Bidisperse Segregation

In this simple test conducted at NETL, a uniform, random mixture of nylon (\(d_p = 3.19\) mm, \(\rho_p = 1130\) kg/m³ ) and ceramic (\(d_p = 4.25\) mm, \(\rho_p = 2580\) kg/m³ ) particles. When fluidized, the smaller, lighter nylon particles (\(U_{mf} \approx 1.1\) m/s) segregate out of the mixture to the top, with the larger, heavier ceramic particles (\(U_{mf} \approx 1.8\) m/s) remaining at the bottom. The batch segregation test was conducted in a small bed with a square cross-section of side length 60.325 mm. Similar to previous observations of fluidized segregation of bidisperse mixtures [GLMK03], the optimal separation was found to occur just above the larger of the two minimum fluidization velocities.
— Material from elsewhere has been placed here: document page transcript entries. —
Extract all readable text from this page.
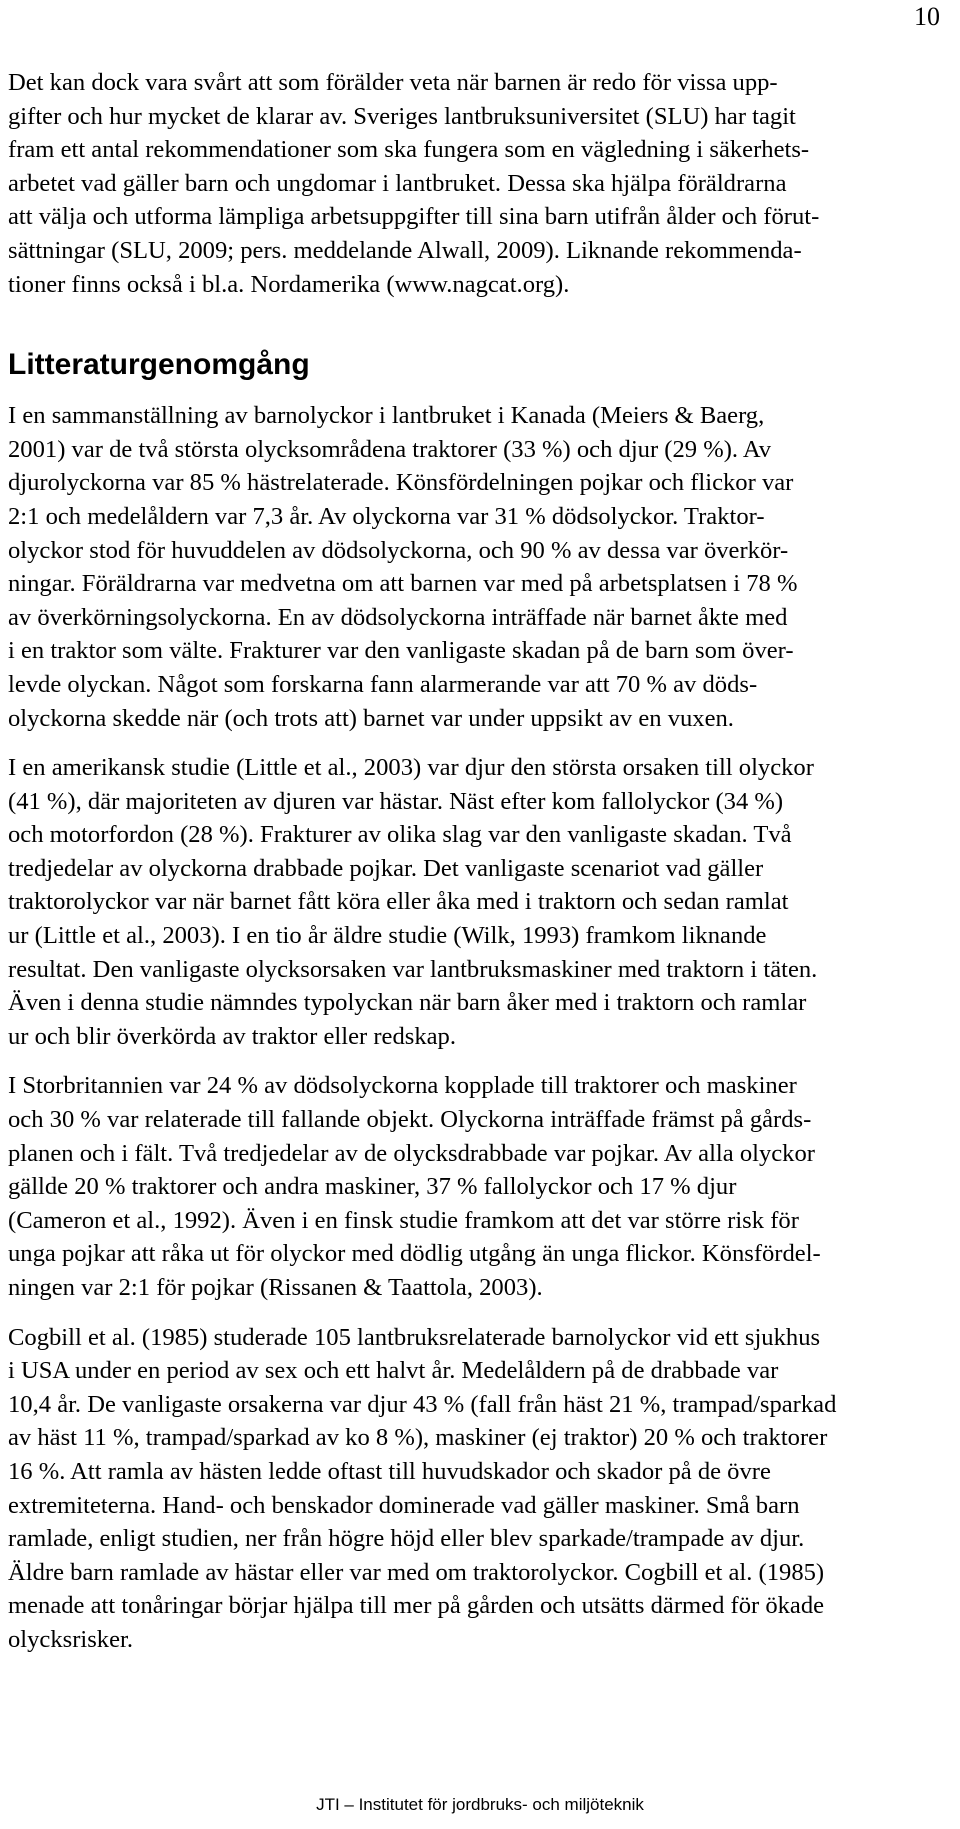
10

Det kan dock vara svårt att som förälder veta när barnen är redo för vissa upp-
gifter och hur mycket de klarar av. Sveriges lantbruksuniversitet (SLU) har tagit
fram ett antal rekommendationer som ska fungera som en vägledning i säkerhets-
arbetet vad gäller barn och ungdomar i lantbruket. Dessa ska hjälpa föräldrarna
att välja och utforma lämpliga arbetsuppgifter till sina barn utifrån ålder och förut-
sättningar (SLU, 2009; pers. meddelande Alwall, 2009). Liknande rekommenda-
tioner finns också i bl.a. Nordamerika (www.nagcat.org).

Litteraturgenomgång

I en sammanställning av barnolyckor i lantbruket i Kanada (Meiers & Baerg,
2001) var de två största olycksområdena traktorer (33 %) och djur (29 %). Av
djurolyckorna var 85 % hästrelaterade. Könsfördelningen pojkar och flickor var
2:1 och medelåldern var 7,3 år. Av olyckorna var 31 % dödsolyckor. Traktor-
olyckor stod för huvuddelen av dödsolyckorna, och 90 % av dessa var överkör-
ningar. Föräldrarna var medvetna om att barnen var med på arbetsplatsen i 78 %
av överkörningsolyckorna. En av dödsolyckorna inträffade när barnet åkte med
i en traktor som välte. Frakturer var den vanligaste skadan på de barn som över-
levde olyckan. Något som forskarna fann alarmerande var att 70 % av döds-
olyckorna skedde när (och trots att) barnet var under uppsikt av en vuxen.

I en amerikansk studie (Little et al., 2003) var djur den största orsaken till olyckor
(41 %), där majoriteten av djuren var hästar. Näst efter kom fallolyckor (34 %)
och motorfordon (28 %). Frakturer av olika slag var den vanligaste skadan. Två
tredjedelar av olyckorna drabbade pojkar. Det vanligaste scenariot vad gäller
traktorolyckor var när barnet fått köra eller åka med i traktorn och sedan ramlat
ur (Little et al., 2003). I en tio år äldre studie (Wilk, 1993) framkom liknande
resultat. Den vanligaste olycksorsaken var lantbruksmaskiner med traktorn i täten.
Även i denna studie nämndes typolyckan när barn åker med i traktorn och ramlar
ur och blir överkörda av traktor eller redskap.

I Storbritannien var 24 % av dödsolyckorna kopplade till traktorer och maskiner
och 30 % var relaterade till fallande objekt. Olyckorna inträffade främst på gårds-
planen och i fält. Två tredjedelar av de olycksdrabbade var pojkar. Av alla olyckor
gällde 20 % traktorer och andra maskiner, 37 % fallolyckor och 17 % djur
(Cameron et al., 1992). Även i en finsk studie framkom att det var större risk för
unga pojkar att råka ut för olyckor med dödlig utgång än unga flickor. Könsfördel-
ningen var 2:1 för pojkar (Rissanen & Taattola, 2003).

Cogbill et al. (1985) studerade 105 lantbruksrelaterade barnolyckor vid ett sjukhus
i USA under en period av sex och ett halvt år. Medelåldern på de drabbade var
10,4 år. De vanligaste orsakerna var djur 43 % (fall från häst 21 %, trampad/sparkad
av häst 11 %, trampad/sparkad av ko 8 %), maskiner (ej traktor) 20 % och traktorer
16 %. Att ramla av hästen ledde oftast till huvudskador och skador på de övre
extremiteterna. Hand- och benskador dominerade vad gäller maskiner. Små barn
ramlade, enligt studien, ner från högre höjd eller blev sparkade/trampade av djur.
Äldre barn ramlade av hästar eller var med om traktorolyckor. Cogbill et al. (1985)
menade att tonåringar börjar hjälpa till mer på gården och utsätts därmed för ökade
olycksrisker.

JTI – Institutet för jordbruks- och miljöteknik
Below the larger \(U_{mf}\), lack of fluidization inhibits particle movement and too much above \(U_{mf}\) vigorous bubbling promotes mixture in the bed.

The optimal batch segregation experiment is simulated with MFIX-Exa 19.08 discretized onto a \(8 \times 24 \times 8\) mesh. No-slip walls are set at vertical domain extents with a mass inflow and pressure outflow at bottom and top, respectively. The Gidaspow drag law is applied. A defluidization curve of all ceramic particles was traced to find \(U_{mf} \approx 1.9\) m/s, close to the experimental value. The inflow velocity is set to 2.0 m/s. The image below shows the simulated segregation (inset) occurs much more rapidly than observed experimentally. In this case, as the nylon particles begin to leave the mixture, the ceramic particles defluidize. In the final state, the ceramic particles are essentially static with a fluidized layer of nylon particles floating on top, in contrast to the experiment, in which the full bed showed signs of fluidization. Investigation into the over-segregation in this case is on-going.

Fig. 25 Comparison of experiment and MFIX-Exa simulaton for rapid segregation of a bi-disperse particle mixture.